Autor |
Wiadomość |
mr.void
Dołączył(a): Pn kwi 28, 2008 20:17 Posty: 23
|
 Jestem lepszy od Boga
Od kiedy jestem ateistą, czyli od jakiś dwóch lat , nikt nie potrafi mi tego wytłumaczyć. Dlaczego Bóg nie stworzył idealnego świata? Świata bez zła, bez szatana. Przecież dla niego wszystko jest możliwe. Nie ma zła, nie ma zbuntowanych aniołów, szatanów itp. Zło po prostu nie jest zdefiniowane, nie istnieje, tak jak nie istnieje zło w Bogu, a on jednak istnieje. Gdybym JA był Bogiem tak bym właśnie zrobił. Dałbym wszystkim istotom (co przez to można rozumieć, to temat na inną rozmowę) nieskończony idealny byt. To co powyżej napisałem może się wydawać infantylne, ale takie właśnie ma być. Bo to jest takie proste, a on jakoś nie może (nie chce, nie umie) tego zrobić. Czyli wcale nie jest nieskończenie dobry. Ja jestem lepszy od niego, bo gdybym tylko mógł to właśnie tak bym zrobił.[/b]
|
Śr sty 07, 2009 0:59 |
|
|
|
 |
WIST
Dołączył(a): Pt lis 17, 2006 18:47 Posty: 12979
|
Pychy masz pod dostatkiem. Pozatym nie jest to co napisałeś zbyt przemyślane. Jak dla mnie piszesz tak właśnie dlatego że Bogiem nie jesteś. A tak wogóle to co znaczy być Bogiem? Jak sobie to niby wyobrażasz? Że jesteś dalej sobą, tylko dostajesz zdolność kreowania i wpływania na wszystko? Taki bóg-człowiek. Fatalny pomysł. A może zmieniasz się w doskonałego boga, znaczy przestajesz być sobą, niedoskonałym człowiekim i stajesz się wszechmocny, który wie lepiej?

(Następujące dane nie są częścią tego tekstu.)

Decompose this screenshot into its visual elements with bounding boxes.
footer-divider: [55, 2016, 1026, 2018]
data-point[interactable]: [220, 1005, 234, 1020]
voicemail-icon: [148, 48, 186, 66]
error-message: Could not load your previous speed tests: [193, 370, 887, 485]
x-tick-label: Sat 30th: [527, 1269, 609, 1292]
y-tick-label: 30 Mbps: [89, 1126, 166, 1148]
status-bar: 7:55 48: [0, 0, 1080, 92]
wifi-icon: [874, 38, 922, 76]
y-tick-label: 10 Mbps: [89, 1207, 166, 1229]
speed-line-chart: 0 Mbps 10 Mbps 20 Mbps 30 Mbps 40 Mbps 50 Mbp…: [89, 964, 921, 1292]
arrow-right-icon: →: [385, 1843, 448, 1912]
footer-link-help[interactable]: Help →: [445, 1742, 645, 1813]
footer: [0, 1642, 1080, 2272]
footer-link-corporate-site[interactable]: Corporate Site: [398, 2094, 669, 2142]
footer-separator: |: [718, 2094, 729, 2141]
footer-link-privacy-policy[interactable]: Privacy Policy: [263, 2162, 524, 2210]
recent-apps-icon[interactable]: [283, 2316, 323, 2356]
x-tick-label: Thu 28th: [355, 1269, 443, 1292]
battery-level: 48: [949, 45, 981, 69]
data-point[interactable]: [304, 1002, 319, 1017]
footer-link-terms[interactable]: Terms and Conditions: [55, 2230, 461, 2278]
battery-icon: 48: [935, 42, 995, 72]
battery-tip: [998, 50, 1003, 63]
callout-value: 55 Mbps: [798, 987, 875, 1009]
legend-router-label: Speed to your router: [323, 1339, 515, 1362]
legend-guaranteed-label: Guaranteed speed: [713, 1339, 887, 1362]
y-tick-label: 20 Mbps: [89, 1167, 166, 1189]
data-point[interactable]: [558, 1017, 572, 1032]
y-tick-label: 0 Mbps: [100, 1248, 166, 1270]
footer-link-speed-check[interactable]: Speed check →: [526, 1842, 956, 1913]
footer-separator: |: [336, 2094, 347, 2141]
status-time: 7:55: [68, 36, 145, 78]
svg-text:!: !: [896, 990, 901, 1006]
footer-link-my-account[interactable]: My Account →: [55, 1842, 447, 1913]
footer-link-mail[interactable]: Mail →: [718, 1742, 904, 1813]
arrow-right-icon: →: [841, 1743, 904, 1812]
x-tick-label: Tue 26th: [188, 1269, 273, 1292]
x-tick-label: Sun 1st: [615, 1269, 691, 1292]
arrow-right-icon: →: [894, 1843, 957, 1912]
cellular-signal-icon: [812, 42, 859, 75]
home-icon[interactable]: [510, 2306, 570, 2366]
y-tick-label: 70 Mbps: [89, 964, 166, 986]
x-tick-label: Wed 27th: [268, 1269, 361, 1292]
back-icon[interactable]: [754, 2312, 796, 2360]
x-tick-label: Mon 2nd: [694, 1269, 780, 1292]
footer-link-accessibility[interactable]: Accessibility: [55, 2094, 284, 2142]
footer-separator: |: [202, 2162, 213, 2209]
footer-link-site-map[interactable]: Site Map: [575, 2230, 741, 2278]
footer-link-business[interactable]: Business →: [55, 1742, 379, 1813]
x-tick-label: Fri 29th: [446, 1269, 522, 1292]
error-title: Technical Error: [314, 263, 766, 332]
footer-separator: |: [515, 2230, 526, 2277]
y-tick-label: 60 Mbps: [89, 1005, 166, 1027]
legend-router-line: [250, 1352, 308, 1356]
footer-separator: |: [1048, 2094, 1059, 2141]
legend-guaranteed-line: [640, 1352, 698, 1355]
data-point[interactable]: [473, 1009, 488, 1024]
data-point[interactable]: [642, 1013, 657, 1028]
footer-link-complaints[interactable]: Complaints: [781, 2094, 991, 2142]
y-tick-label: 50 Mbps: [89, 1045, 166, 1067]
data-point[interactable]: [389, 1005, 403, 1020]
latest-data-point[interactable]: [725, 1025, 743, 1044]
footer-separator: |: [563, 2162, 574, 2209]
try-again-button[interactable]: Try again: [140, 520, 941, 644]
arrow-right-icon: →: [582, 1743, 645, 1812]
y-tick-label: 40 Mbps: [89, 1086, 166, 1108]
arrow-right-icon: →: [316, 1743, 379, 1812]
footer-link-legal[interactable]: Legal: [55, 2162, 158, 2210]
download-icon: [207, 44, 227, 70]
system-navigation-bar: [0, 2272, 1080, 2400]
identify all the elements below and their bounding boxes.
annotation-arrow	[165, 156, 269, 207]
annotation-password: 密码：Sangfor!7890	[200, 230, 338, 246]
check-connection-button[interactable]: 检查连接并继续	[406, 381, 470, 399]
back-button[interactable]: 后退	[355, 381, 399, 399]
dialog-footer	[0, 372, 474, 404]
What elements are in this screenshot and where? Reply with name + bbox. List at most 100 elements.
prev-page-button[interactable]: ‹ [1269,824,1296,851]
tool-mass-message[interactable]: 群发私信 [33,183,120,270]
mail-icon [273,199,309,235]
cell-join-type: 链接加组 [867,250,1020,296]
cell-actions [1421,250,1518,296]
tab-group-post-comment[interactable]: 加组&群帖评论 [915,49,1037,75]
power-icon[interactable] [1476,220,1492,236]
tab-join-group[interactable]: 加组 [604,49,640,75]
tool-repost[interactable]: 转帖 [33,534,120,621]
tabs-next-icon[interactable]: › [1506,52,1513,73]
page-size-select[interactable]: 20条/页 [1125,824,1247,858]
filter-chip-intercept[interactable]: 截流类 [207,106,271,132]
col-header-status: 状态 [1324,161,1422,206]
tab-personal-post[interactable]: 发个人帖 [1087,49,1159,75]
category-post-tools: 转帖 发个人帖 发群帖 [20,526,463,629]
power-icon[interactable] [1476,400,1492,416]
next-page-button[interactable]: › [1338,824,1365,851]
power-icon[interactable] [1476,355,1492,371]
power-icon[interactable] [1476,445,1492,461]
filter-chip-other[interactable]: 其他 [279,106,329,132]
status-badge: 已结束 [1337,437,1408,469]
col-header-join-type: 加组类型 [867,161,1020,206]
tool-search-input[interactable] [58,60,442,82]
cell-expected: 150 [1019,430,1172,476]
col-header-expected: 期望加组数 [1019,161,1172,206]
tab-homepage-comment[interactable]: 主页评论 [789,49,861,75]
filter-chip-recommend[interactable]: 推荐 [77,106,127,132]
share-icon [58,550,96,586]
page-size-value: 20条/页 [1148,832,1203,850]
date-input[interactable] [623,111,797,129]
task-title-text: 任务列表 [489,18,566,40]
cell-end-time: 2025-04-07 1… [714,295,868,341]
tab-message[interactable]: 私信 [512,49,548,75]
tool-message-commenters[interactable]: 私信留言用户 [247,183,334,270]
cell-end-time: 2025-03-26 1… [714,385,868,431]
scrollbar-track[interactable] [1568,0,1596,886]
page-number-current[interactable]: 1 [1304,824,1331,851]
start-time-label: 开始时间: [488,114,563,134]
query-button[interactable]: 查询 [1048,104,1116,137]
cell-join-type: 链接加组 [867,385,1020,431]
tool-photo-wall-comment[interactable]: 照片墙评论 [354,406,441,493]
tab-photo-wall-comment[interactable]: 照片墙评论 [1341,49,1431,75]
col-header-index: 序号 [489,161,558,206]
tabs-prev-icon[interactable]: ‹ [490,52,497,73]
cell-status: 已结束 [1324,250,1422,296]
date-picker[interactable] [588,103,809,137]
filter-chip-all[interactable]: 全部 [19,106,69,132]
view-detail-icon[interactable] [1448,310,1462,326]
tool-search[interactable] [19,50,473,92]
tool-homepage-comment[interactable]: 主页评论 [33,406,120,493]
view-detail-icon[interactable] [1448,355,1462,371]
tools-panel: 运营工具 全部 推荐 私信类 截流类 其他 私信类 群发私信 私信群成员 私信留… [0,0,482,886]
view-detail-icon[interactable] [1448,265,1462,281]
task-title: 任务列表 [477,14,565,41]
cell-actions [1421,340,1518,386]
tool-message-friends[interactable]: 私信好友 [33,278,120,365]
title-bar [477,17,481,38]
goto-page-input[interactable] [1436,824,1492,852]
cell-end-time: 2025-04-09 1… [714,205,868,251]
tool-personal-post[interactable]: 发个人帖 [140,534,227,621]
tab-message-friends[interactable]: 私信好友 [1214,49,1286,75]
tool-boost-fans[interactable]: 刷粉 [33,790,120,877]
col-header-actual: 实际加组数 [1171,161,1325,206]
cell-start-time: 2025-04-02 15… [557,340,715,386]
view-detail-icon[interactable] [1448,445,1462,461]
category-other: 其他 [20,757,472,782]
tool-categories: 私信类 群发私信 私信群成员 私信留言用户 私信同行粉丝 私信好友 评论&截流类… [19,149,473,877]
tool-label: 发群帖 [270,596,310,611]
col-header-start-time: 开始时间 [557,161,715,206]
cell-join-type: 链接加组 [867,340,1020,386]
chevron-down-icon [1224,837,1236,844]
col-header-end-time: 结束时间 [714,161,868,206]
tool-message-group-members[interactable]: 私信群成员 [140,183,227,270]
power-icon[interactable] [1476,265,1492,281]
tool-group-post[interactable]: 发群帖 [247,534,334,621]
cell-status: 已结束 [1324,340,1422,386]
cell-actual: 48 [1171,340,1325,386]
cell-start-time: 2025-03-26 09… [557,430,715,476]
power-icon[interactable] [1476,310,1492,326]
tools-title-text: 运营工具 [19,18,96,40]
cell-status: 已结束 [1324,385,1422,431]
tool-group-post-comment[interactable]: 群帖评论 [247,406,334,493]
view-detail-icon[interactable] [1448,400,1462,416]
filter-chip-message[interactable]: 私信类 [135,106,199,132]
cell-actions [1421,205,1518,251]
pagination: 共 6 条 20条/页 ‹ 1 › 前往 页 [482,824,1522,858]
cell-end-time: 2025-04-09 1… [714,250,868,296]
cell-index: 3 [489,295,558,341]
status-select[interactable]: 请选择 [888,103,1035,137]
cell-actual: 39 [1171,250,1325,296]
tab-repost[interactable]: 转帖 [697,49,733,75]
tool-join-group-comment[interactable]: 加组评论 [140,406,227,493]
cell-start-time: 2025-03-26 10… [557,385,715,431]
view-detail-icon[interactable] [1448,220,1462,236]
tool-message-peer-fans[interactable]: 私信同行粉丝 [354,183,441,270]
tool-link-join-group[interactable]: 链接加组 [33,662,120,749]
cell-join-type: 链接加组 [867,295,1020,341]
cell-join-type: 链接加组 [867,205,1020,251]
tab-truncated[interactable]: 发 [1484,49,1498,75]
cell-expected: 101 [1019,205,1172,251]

A odpowiedz jest prosta (o wiele prostsza od tego co Ty napisałeś). Wolna wola. Twój świat byłby zniewolony, zapełniony posłusznymi robotami. Zło nie jest jakimś dodatkiem, który można usuną z programu świata, zło jest elementem równie realnym jak dobro. Usunięcie go siłą stworzy paradoks, w zły sposób walczysz ze złem.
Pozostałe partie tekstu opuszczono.